Named after the Tboli virtue that translates into "the spirit of working together", Sesotunawa embodies the culture, art, and stories of the Tboli of Lake Sebu in each handcrafted product. Our artisans harness knowledge that has been passed down through generations to weave it into a tapestry of collective identity that honors the past, celebrates the present, and gives hope for the future.
The entire community participates in the creation of each Sesotunawa piece. Making a Tboli brass jewelry, for instance, typically involves three or more brass casters in molding the wax and melting the metals. Charcoal and metal scraps are sourced from junk shops and neighboring communities. And after casting and cooking the brass, other artisans step in to clean and prepare the final product. This whole process can take up to 4 days to complete, and at least 8 families.
In the past, the Tboli of Lake Sebu thought a hundred or so pesos was enough to pay for the cycle of production that goes into the creation of each piece. They didn't factor in labor and material costs, and - in many cases - they let the buyer set the price.
Sesotunawa, as a social enterprise, believes in elevating cultures and empowering communities by recognizing the true value of these handmade products by the Tboli. Today, a Silang Kdaw is priced at Php 699; 23% of the price covers the materials and labor costs, and the remaining 77% goes towards the operating capital, community enterprise development, and funding for artisans' savings.
How does this new pricing model impact our artisans? For every profit of Php 541.50 (77% of the SRP) made from a Silang Kdaw pair, 52% is allocated to mentoring and capability building support for the artists, and Php 17.50 is set aside for a savings fund. This fund is accessible to the artisans for any emergency or need for money, such as for the education of their children, healthcare services, or new business opportunities. In the midst of this pandemic, this fund has been instrumental in providing a safety net to the Tboli of Lake Sebu, as they navigate these new socioeconomic realities.

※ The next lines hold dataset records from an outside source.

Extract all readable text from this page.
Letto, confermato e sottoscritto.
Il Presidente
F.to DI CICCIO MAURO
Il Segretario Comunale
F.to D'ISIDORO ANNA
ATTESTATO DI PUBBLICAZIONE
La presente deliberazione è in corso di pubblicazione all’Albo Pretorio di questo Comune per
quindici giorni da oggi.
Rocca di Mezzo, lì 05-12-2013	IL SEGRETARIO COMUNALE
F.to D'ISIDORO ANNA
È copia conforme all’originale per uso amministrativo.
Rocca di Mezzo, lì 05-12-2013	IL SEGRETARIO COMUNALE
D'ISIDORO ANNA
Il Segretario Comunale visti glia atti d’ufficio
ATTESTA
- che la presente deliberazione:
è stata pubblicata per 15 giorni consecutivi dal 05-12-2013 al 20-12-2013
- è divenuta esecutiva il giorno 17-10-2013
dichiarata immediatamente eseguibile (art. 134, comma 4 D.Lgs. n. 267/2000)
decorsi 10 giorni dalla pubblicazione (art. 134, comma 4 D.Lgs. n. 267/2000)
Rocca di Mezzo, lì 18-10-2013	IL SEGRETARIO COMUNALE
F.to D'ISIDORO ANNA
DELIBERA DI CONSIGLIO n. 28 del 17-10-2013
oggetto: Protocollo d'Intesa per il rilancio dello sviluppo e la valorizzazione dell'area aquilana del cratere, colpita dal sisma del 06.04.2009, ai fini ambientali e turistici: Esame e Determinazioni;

The pricing also honors all the work that goes into the production of each piece. Materials and labor costs are pegged at Php 157.50 for each Silang Kdaw pair, including overhead and transportation expenses.
Lastly, to the Tboli of Lake Sebu, fair pricing allows them to reclaim the helm of the dynamics that involve them. By knowing - and asserting - the true value of each piece of their handcrafted brass or bead product, they take charge of their role in their own stories, the stories that they offer their children, and the stories that we are lucky to witness.